Adolescência

Moda entre adolescentes, aparelho falso pode levar à perda de dentes

Arquivo Pessoal
Renê colocou o aparelho em um dentista, mas há dois anos não vai a uma consulta imagem: Arquivo Pessoal

Simone Cunha e Thaís Macena

Do UOL, em São Paulo

Nos fins de semana, Renê Ferreira, 19 anos, de São Paulo, tem um cuidado todo especial ao se preparar para uma balada. Além de escolher roupa e calçado de acordo com a ocasião, ele ainda investe tempo para separar e trocar as borrachinhas do aparelho ortodôntico que usa, de modo que eles combinem com o restante da produção.

O aparelho foi colocado em um dentista há mais de dois anos, mas Renê nunca voltou ao consultório para dar continuidade ao tratamento. Seu objetivo, ao instalar os bráquetes (peças fixadas nos dentes), era apenas o de incrementar o visual. “Compro as borrachinhas no centro da cidade e procuro combiná-las com a roupa que vou usar na balada.

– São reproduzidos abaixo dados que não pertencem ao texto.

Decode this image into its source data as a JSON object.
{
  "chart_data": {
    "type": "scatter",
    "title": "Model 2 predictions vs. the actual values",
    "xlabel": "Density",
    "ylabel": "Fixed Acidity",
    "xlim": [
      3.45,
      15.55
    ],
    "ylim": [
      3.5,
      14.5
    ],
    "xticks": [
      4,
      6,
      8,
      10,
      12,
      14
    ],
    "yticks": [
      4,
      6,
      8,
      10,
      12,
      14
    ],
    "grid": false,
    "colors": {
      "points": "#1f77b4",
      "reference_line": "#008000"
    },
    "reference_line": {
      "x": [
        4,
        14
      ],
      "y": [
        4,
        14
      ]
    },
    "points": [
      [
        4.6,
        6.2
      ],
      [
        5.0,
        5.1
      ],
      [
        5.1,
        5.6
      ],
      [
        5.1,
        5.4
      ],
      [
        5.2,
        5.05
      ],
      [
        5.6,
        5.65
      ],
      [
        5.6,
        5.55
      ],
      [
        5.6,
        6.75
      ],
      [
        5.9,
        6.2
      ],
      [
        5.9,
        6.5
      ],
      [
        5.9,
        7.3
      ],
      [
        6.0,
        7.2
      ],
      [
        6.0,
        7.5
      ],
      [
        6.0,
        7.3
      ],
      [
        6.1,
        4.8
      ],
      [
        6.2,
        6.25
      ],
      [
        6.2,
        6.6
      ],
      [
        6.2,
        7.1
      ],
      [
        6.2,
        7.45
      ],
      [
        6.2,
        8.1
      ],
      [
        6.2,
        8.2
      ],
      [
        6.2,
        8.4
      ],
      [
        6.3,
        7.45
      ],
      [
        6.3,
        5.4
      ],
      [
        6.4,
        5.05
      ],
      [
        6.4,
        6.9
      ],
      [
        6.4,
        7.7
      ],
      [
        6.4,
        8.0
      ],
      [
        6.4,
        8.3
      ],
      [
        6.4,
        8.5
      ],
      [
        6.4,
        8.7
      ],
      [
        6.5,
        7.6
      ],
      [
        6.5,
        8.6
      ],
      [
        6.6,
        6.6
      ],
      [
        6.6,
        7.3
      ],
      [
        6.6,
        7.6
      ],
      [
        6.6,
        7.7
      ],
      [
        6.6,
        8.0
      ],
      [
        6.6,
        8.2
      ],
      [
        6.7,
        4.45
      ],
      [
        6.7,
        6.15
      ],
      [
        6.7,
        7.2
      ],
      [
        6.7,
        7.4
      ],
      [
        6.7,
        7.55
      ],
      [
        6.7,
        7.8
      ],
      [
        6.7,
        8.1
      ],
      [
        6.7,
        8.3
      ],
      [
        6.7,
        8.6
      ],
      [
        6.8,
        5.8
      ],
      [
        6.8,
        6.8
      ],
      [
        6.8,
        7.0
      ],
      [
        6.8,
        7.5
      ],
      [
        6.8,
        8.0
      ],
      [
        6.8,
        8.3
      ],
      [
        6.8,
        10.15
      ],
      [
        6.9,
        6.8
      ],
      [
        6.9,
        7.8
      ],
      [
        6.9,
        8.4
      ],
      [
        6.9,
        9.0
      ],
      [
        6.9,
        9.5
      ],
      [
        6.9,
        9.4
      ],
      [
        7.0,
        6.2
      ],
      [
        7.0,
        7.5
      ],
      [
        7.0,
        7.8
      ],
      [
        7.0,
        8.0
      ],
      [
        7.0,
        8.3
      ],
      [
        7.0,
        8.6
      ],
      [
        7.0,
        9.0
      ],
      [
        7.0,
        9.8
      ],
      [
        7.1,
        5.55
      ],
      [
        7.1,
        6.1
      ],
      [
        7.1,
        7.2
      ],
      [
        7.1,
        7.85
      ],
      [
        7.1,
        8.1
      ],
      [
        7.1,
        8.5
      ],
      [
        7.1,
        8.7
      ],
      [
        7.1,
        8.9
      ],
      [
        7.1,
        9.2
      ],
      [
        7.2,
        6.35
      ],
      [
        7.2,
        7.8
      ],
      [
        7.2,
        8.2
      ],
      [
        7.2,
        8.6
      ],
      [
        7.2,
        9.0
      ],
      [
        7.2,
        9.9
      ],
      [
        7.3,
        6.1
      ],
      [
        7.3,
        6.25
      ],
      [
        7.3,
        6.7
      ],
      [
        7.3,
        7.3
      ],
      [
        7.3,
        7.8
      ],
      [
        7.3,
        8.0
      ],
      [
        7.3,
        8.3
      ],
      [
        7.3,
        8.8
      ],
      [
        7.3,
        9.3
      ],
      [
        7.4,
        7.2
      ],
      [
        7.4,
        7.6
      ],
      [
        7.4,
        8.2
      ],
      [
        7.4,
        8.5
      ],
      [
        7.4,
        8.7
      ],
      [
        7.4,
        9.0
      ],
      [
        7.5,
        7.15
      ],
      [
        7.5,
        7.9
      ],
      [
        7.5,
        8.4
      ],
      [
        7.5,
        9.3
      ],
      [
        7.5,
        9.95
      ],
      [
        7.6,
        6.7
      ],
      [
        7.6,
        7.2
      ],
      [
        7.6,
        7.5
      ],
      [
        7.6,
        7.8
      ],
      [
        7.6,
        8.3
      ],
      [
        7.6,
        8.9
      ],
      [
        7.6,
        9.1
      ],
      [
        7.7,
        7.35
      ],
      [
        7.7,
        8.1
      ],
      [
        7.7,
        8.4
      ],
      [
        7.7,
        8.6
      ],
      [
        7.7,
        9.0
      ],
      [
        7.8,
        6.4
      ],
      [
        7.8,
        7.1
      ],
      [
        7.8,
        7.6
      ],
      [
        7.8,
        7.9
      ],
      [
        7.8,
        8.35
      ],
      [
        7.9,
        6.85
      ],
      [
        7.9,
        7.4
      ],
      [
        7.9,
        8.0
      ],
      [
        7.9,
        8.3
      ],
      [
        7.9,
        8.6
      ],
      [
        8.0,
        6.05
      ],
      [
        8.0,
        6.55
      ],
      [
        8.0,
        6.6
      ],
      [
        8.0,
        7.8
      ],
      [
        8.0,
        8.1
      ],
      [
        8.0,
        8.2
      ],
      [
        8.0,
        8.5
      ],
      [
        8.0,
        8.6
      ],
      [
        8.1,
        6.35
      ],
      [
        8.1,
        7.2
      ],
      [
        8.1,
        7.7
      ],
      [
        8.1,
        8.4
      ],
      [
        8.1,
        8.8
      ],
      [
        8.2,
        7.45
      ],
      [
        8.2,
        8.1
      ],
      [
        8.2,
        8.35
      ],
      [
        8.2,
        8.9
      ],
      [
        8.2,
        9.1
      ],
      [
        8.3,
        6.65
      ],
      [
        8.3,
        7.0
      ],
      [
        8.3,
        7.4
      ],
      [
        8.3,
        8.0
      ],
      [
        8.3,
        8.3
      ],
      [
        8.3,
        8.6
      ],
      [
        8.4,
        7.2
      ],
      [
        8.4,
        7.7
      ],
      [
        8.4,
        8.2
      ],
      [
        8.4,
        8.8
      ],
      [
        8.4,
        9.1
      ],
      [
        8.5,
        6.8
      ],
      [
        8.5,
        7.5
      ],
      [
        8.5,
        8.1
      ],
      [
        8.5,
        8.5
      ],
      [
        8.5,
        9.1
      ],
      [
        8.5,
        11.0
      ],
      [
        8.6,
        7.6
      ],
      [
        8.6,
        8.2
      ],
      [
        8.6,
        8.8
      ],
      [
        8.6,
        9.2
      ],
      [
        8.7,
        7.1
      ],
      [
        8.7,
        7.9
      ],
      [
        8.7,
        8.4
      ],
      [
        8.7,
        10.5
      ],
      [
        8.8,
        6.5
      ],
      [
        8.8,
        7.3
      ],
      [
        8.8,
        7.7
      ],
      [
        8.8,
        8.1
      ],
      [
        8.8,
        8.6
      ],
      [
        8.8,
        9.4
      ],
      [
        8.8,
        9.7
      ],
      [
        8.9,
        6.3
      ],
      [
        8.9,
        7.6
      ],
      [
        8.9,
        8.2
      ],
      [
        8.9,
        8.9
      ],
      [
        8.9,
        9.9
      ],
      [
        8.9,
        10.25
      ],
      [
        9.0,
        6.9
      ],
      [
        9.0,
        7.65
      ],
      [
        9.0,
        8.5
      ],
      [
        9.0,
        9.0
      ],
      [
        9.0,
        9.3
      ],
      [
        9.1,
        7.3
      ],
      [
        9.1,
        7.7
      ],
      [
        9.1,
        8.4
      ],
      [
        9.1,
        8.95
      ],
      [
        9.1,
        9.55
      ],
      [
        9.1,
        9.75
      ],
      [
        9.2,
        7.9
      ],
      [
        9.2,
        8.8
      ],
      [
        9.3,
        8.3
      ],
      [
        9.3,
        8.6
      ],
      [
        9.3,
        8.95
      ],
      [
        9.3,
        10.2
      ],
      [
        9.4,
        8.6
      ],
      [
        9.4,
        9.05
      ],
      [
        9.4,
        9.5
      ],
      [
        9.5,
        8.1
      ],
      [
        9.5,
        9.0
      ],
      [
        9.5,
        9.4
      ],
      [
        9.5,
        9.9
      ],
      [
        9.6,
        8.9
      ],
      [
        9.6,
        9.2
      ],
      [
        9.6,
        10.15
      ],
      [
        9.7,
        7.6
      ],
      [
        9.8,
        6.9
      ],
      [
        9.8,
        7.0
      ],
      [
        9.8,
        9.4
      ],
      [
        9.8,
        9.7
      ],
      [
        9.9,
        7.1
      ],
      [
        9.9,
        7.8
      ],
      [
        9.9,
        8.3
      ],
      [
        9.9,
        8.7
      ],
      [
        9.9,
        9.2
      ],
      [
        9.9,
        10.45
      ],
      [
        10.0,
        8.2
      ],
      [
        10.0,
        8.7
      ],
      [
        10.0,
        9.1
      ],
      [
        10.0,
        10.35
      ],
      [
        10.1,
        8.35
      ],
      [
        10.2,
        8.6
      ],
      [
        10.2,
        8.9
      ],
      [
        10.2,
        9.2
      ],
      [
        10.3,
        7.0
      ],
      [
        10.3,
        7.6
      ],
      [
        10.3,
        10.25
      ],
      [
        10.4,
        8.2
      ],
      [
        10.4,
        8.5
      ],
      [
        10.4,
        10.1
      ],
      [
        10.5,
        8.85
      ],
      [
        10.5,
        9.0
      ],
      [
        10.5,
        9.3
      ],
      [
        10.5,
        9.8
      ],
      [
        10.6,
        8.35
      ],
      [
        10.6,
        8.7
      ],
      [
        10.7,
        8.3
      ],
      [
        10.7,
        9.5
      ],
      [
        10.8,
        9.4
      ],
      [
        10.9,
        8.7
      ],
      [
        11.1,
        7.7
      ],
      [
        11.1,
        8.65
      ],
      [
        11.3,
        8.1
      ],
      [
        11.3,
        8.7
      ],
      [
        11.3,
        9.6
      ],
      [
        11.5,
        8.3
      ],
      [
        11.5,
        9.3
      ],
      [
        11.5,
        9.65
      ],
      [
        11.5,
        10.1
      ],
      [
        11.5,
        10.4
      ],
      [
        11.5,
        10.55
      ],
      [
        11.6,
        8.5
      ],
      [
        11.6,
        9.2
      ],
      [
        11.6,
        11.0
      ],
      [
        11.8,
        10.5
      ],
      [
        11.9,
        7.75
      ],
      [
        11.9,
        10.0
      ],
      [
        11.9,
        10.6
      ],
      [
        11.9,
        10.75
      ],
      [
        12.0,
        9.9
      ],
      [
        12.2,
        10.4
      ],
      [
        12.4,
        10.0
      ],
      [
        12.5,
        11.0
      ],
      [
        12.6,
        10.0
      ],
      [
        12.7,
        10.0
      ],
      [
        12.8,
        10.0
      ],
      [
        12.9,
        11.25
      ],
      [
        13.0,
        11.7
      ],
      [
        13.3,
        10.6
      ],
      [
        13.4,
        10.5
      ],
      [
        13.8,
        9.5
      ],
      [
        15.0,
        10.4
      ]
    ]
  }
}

Na minha idade, é normal querer se destacar”, diz o rapaz.

Renê não tem o menor receio de que a moda estrague os seus dentes, mas deveria. “Na ortodontia, todos os itens são muito sensíveis. Um aparelho manipulado por leigos pode provocar danos irreversíveis”, afirma Claudio Miyake, presidente do CROSP (Conselho Regional de Odontologia de São Paulo).

Para começar, os aparelhos usados apenas com finalidade estética podem levar a um desequilíbrio na postura dos dentes, afetando, inclusive, a mastigação. “A utilização dos chamados aparelhos falsos aumenta os riscos de perda óssea, pode provocar a movimentação incorreta dos dentes e até a perda total deles”, declara a cirurgiã-dentista Renata Rebuffo.

Outro problema é a procedência dos materiais utilizados nesses aparelhos. Segundo Miyake, a fiscalização flagrou a comercialização de fios falsos criados com cerdas de vassouras, cobre e outros itens impróprios, que podem potencializar os danos à saúde. Também já foram encontrados em ambulantes elásticos adquiridos em lojas de artigos dentários. Por isso, o Conselho luta para que seja sancionada uma lei proibindo a venda indiscriminada de produtos odontológicos em casas especializadas ou mesmo pela internet.

“É preciso regulamentar o mercado para que os materiais sejam comprados apenas por profissionais da área”, diz Miyake.

A maneira como é feita a instalação, muitas vezes no meio da rua, sem qualquer cuidado com a higiene, é mais um fator agravante para o problema. “Os materiais utilizados em consultórios odontológicos são esterilizados em autoclaves, aparelhos próprios que aquecem os itens  a uma temperatura elevada, para matar os diversos microrganismos que possam contaminar o paciente”, explica Renata.

Entre os leigos, esse tipo de precaução simplesmente não existe. O que só aumenta os riscos. “A contaminação pode acontecer por meio de saliva ou sangue, e há chances de contrair hepatite ou até mesmo HIV durante um procedimento como esse”, fala a dentista.

A colagem dos bráquetes com supercola também preocupa os especialistas. “Esse tipo de produto é tóxico, corrosivo e pode danificar o esmalte dos dentes”, diz Jorge Abrão, professor associado do Departamento de Ortodontia e Odontopediatria da Faculdade de Odontologia da USP (Universidade de São Paulo).

Autoestima

Com a autorização da mãe, J.F., 14 anos, de Salvador, instalou o acessório na rua e, em casa, troca as borrachinhas. “Coloquei por esporte, paguei R$ 40”, conta.

Para a psicóloga Elizabeth Monteiro, autora do livro “Criando Adolescentes em Tempos Difíceis” (Summus Editorial), o aparelho ortodôntico virou um acessório de moda. “Estamos vivendo em uma sociedade em que é preciso ter para estar inserido em determinados grupos e, nesse caso, o jovem entra na onda para se sentir aceito.”

Elizabeth comenta que o adolescente que tem autoestima elevada não costuma aderir a tais modismos e que cabe à família oferecer estrutura, desde a infância, para que a criança se desenvolva sentindo-se amada e segura. Assim, ela terá facilidade para dizer “não” em situações como essa.

“A utilização desses aparelhos falsos é um comportamento nocivo. É preciso que os pais fiquem atentos. Pode ser que, mais tarde, esses jovens se deixem influenciar por práticas ainda mais perigosas, colocando a própria vida em risco”, afirma.